Entertainment with a Side of Kim Chee
If you have heard of Korean dramas then its likely that you're one or more of the following: Asian, you like manga or you just generally enjoy foreign film and/or television. When exploring a new entertainment genre, if it's not be something you're familiar with, it can overwhelm you. Yet understanding Korean drama isn't that complicated. Here are a few tips for understanding and enjoying Korean dramas.
What are Korean dramas and why do people watch them?
Korean dramas, notably Winter Sonata and Jewel in the Palace, in the first decade of the 21st century, kicked off the Hallyu wave or the surge of popularity for Korean entertainment, most notably in Southeast Asia but all over the world as well. Dramas are what we would commonly refer to in the West as miniseries that embrace such genres (sometimes more than one at a time) of romance, comedy, melodrama and history. Sixteen to twenty episodes are the traditional length for weekly dramas (although there are daily and weekend dramas that are much longer as well). With the benefit of technology, Korean drama lovers can watch their favorite shows on DVD or as the episodes become available and translated into other languages online.
Why do non-Koreans watch Korean dramas?
These shows, because of their length, often deal with the details of everyday life as well as sometimes spanning years of storyline. The plots deal with characters who are caught between traditional values and modernity. Koreans do not shy away from featuring bodily functions in their storylines, such as sharing meals or using the bathroom. In fact, some of the best scenes are in the kitchen or the bathroom. Also, there is a marked absense in "skinship" or romantic touching in Korean dramas and little, if any, discussion of sex or sexuality. All of these features make Korean dramas a breath of fresh air compared to what gets aired on American TV these days.
What are the benefits of watching Korean dramas?
I honestly think that watching Korean drama or international film/TV in general is a way to make the world smaller. You learn a new language, a new culture, you get introduced to new landscapes, cities, people doing things very differently (or sometimes pretty similarly) to what you do.

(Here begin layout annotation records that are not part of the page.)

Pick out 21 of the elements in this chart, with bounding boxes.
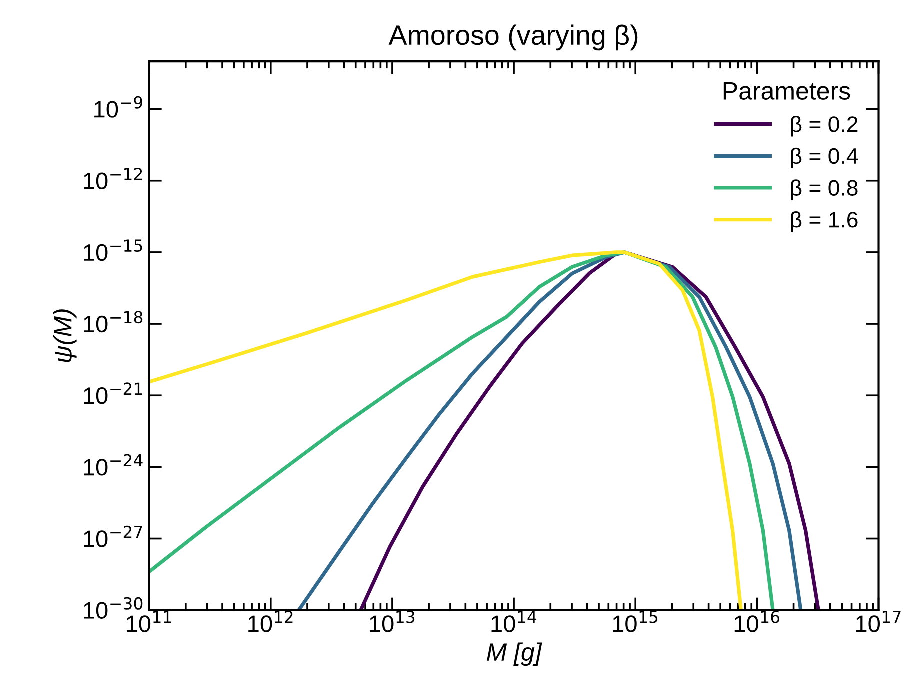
x-axis-title: M [g]	[487, 642, 542, 666]
legend-label: β = 0.4	[791, 148, 858, 169]
y-axis-title: ψ(M)	[54, 310, 77, 362]
legend-title: Parameters	[724, 82, 850, 100]
y-tick-label: 10$^{−12}$	[84, 168, 142, 190]
y-tick-label: 10$^{−27}$	[84, 526, 142, 548]
x-tick-label: 10$^{13}$	[370, 610, 415, 632]
y-tick-label: 10$^{−21}$	[84, 382, 142, 404]
legend-label: β = 0.2	[791, 116, 858, 137]
y-tick-label: 10$^{−15}$	[84, 240, 142, 262]
x-tick-label: 10$^{12}$	[248, 610, 293, 632]
x-tick-label: 10$^{17}$	[856, 611, 901, 632]
y-tick-label: 10$^{−24}$	[84, 454, 143, 476]
legend-label: β = 0.8	[791, 180, 858, 200]
chart-title: Amoroso (varying β)	[388, 24, 638, 51]
y-tick-label: 10$^{−9}$	[94, 96, 142, 118]
legend-label: β = 1.6	[791, 211, 858, 232]
x-tick-label: 10$^{15}$	[613, 611, 658, 632]
x-tick-label: 10$^{14}$	[492, 611, 537, 632]
x-tick-label: 10$^{16}$	[734, 610, 780, 632]
y-tick-label: 10$^{−18}$	[84, 311, 143, 333]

It opens your mind to new experiences. Yes, your experience is somewhat limited because of how you're getting access to culture through traditional media but this is more than you would know if you didn't engage with this kind of entertainment genre.
What are the challenges you will face at first when you first start to watch a Korean drama?

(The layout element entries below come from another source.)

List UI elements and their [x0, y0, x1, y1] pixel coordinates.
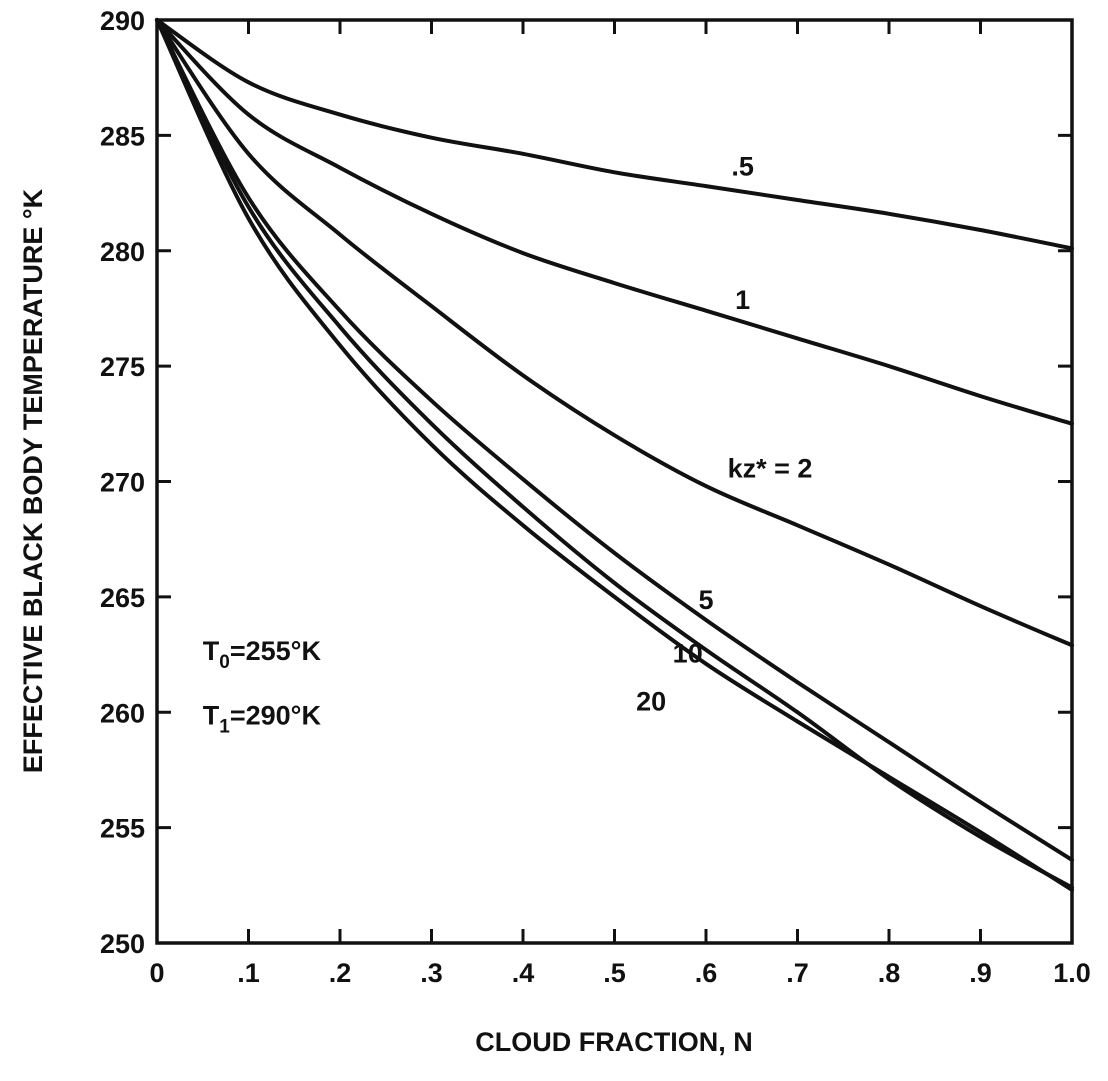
x-axis-title: CLOUD FRACTION, N — [475, 1027, 752, 1057]
series-label-5: 20 — [636, 687, 666, 717]
series-label-4: 10 — [673, 638, 703, 668]
x-tick-label: 1.0 — [1053, 958, 1091, 988]
x-tick-labels: 0 .1 .2 .3 .4 .5 .6 .7 .8 .9 1.0 — [149, 958, 1090, 988]
y-tick-label: 290 — [100, 6, 145, 36]
x-tick-label: .1 — [237, 958, 260, 988]
y-tick-label: 285 — [100, 121, 145, 151]
y-tick-label: 265 — [100, 583, 145, 613]
x-tick-label: .9 — [969, 958, 992, 988]
x-tick-label: .3 — [420, 958, 443, 988]
series-line-0 — [155, 18, 1074, 251]
x-tick-label: .6 — [695, 958, 718, 988]
annotations: T0=255°K T1=290°K — [203, 636, 322, 738]
x-tick-label: 0 — [149, 958, 164, 988]
series-line-2 — [155, 18, 1074, 648]
series-label-3: 5 — [698, 585, 713, 615]
series-label-0: .5 — [731, 151, 754, 181]
series-line-4 — [155, 18, 1074, 890]
series-label-2: kz* = 2 — [728, 454, 813, 484]
y-tick-label: 280 — [100, 237, 145, 267]
series-line-5 — [155, 18, 1074, 892]
y-tick-label: 270 — [100, 468, 145, 498]
x-tick-label: .8 — [878, 958, 901, 988]
x-tick-label: .7 — [786, 958, 809, 988]
y-tick-label: 250 — [100, 929, 145, 959]
y-tick-label: 275 — [100, 352, 145, 382]
series-lines — [155, 18, 1074, 892]
annotation-t0: T0=255°K — [203, 636, 322, 673]
series-line-3 — [155, 18, 1074, 862]
y-axis-title: EFFECTIVE BLACK BODY TEMPERATURE °K — [18, 188, 48, 773]
x-tick-label: .5 — [603, 958, 626, 988]
x-tick-label: .4 — [512, 958, 535, 988]
y-tick-labels: 250 255 260 265 270 275 280 285 290 — [100, 6, 145, 959]
x-tick-label: .2 — [329, 958, 352, 988]
y-tick-label: 255 — [100, 814, 145, 844]
annotation-t1: T1=290°K — [203, 701, 322, 738]
y-tick-label: 260 — [100, 698, 145, 728]
tick-marks — [157, 20, 1072, 943]
series-line-1 — [155, 18, 1074, 426]
series-label-1: 1 — [735, 285, 750, 315]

If you're not Asian, its highly likely that everyone will look the same in the Korean drama you're watching (just like I suspect most Westerners look to non-Westerners). Keep watching; that goes away in time. The language may sound strange to you but after awhile it starts to sound familiar (even if you can't speak it, ha!). Sometimes you may question why characters do certain things or don't do certain things. You can always Google something you have questions about to learn more about that aspect of Korean culture. I have learned a lot about Korea, Korean history and Asia in general by watching Korean dramas and I've enjoyed the journey. Any DVDs that you rent or any episodes you watch online will have English subtitles so they'll be easy to follow. If you come across subtitles with translations that seem strange, sometimes that is because it's hard to translate a phrase from Korean to English. There are also several sites and blogs that are uber-helpful in your quest to understand Korean culture through Korean dramas.
Which Korean drama should I watch first?
The first one I ever watched was Boys Over Flowers which is a frothy high school friendship/romance drama. It was so popular both in Korea and abroad that the producers added on at least four more episodes to the story arc (which really kind of dragged out the ending but I loved it anyway). Another good one to start with is My Lovely Kim Sam Soon which is a romantic comedy featuring a hilarious anti-heroine (who has now become my favorite Korean actress). If you would like to tackle Korean historical drama, I would suggest you try watching Queen Seon Duk who was an amazing woman in Korean history. The actors who play her and her nemesis are hypnotizing. Finally, family comedy is an under appreciated Korean drama genre. I recommend you try watching Unstoppable High Kick for the funniest Korean dysfunctional family ever.
Obviously getting hooked on Korean dramas isn't hard. I am living proof of that. If you're interested in exploring this entertainment genre, you'll be enjoying yourself and understanding Korean cultural values (and language!) in no time at all.